IT Brief Australia - Technology news for CIOs & IT decision-makers
Story image
Is ChatGPT’s use of our personal data even legal?
Tue, 25th Jul 2023

While AI-powered tools and machine learning models can help us automate routine tasks and have the potential to revolutionise the way we interact with technology, aiding in applications such as chatbots, language translation, and even coding, it's also important to consider their potential drawbacks.

Privacy and ChatGPT

Privacy stands out as a primary concern surrounding these models, as it can be challenging to ascertain if individuals' data has been utilised to train a machine learning model. GPT-3, for instance, is a large language model (LLM) trained on extensive internet data, including personal websites and content from social media platforms.

This has led to concerns that the model has been using personal data without the owners’ permission, and it may now be difficult to control, delete or even say you “own” this data once it has been used to train the model.

Another significant concern is the "right to be forgotten." As the utilisation of GPT and other machine learning models becomes increasingly prevalent, individuals may desire the ability to erase their info from the model’s database.

However, at this point, there is no universal method for individuals to demand the deletion of their data from a machine-learning model. Some researchers and companies are exploring techniques to enable the removal or "forgetting" of specific data points, but these methods are still in the early stages of development, and their feasibility and effectiveness remain uncertain.

So, is that legal?

The legality of employing personal data to train machine learning models like GPT-3 varies depending on the specific laws and regulations in a particular country or region. For example, in the European Union, the General Data Protection Regulation (GDPR) requires that data be collected and used solely for specific, lawful purposes.

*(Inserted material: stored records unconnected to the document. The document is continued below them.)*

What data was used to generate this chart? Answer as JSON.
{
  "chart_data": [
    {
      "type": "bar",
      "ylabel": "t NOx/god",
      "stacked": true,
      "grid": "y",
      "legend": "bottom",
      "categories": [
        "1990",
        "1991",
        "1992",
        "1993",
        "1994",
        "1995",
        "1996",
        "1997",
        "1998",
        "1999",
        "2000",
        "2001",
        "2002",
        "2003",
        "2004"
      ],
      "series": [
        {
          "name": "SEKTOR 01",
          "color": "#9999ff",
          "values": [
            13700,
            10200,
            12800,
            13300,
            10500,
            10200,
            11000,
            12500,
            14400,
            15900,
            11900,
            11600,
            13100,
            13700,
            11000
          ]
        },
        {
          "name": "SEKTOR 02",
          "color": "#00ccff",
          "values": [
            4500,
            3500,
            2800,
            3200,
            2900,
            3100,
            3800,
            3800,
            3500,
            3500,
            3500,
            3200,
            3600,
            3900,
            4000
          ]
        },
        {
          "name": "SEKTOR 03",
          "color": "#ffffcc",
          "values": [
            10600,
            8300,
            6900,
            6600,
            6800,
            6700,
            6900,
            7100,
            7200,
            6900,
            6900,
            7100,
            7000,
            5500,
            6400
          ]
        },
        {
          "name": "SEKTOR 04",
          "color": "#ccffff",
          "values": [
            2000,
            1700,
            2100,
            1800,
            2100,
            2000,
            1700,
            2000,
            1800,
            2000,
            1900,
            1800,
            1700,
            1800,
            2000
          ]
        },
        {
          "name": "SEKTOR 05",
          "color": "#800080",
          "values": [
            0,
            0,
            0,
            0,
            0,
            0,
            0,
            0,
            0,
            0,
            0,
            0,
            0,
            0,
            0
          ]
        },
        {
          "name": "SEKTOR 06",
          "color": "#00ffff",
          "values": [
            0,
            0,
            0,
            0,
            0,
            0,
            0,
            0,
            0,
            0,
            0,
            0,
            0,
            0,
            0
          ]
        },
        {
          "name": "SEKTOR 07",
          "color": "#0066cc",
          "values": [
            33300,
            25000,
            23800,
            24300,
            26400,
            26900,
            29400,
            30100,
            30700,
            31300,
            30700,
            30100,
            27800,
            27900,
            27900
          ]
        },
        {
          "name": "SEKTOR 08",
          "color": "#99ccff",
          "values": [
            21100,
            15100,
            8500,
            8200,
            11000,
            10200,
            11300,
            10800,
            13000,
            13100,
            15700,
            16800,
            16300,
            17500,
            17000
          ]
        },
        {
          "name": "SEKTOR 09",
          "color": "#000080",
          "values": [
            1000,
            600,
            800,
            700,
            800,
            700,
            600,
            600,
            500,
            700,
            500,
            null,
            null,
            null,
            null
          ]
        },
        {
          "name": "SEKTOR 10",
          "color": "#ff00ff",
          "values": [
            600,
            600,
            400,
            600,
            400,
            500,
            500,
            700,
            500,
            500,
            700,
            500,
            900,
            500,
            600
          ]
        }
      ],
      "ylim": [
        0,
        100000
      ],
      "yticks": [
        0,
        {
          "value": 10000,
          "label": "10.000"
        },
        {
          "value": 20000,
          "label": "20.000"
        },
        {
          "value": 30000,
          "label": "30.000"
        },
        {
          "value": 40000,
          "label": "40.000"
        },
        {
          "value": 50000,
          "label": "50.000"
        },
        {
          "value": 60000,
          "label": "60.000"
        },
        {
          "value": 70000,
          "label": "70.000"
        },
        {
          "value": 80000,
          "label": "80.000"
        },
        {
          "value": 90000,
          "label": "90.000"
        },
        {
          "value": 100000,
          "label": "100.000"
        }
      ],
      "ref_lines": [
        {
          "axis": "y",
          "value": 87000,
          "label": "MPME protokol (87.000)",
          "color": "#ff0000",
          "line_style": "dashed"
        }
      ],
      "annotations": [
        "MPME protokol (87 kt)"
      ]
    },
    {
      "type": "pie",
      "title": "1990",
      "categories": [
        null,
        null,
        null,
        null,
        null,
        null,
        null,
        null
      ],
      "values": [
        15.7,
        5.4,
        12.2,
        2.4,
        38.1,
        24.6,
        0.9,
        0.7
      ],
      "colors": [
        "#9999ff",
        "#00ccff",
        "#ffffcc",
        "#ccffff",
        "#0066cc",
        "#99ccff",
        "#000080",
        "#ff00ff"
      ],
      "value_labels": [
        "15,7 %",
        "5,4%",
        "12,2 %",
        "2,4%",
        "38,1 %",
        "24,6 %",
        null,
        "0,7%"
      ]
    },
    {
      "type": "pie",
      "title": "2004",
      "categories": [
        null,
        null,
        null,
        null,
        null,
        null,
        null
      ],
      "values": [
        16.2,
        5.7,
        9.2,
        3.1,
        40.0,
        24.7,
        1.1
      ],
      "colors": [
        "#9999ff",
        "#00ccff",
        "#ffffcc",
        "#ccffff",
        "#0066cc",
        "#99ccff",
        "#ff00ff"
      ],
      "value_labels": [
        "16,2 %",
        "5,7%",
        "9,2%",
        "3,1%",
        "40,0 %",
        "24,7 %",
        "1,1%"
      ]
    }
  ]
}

In accordance with GDPR regulations, organisations must seek explicit consent from individuals prior to gathering and utilising their data. While there exists a legal foundation for processing personal data for scientific and historical research purposes, the controller must adhere to GDPR's core principles and uphold individuals' rights.

These rights encompass the right to be informed, the right to access, the right to rectification, the right to erasure, the right to object, and the right to data portability. It would appear that many language models may not entirely conform to GDPR requirements.

On the other side of the Atlantic, there is no federal law that specifically regulates the use of personal data to train machine learning models in the United States. However, generally, organisations are required to adhere to laws such as the Health Insurance Portability and Accountability Act (HIPAA) and the Children's Online Privacy Protection Act (COPPA) when collecting and using personal data from individuals in sensitive categories.

In California – where many prominent technology companies are located – compliance with the California Consumer Privacy Act (CCPA), which shares similarities with GDPR, is mandatory.

Ultimately, the development of AI models is constantly in flux. As the field is always evolving, laws and regulations surrounding personal data use in AI are likely to evolve too.

Accuracy of ChatGPT

Another significant concern surrounding language models is the lack of verification and misinformation. It has been widely reported that many language-learning AIs present information confidently and as fact when the information is, in fact, inaccurate. This absence of fact-checking mechanisms could potentially contribute to the spread of false information, particularly in regard to sensitive information like news, politics, and medicine.

Large language learning models possess transformative potential, revolutionising technology interactions and automating diverse tasks. Nevertheless, acknowledging and addressing their potential drawbacks and concerns is crucial. As their use grows, tackling privacy, verification, and misinformation issues becomes imperative.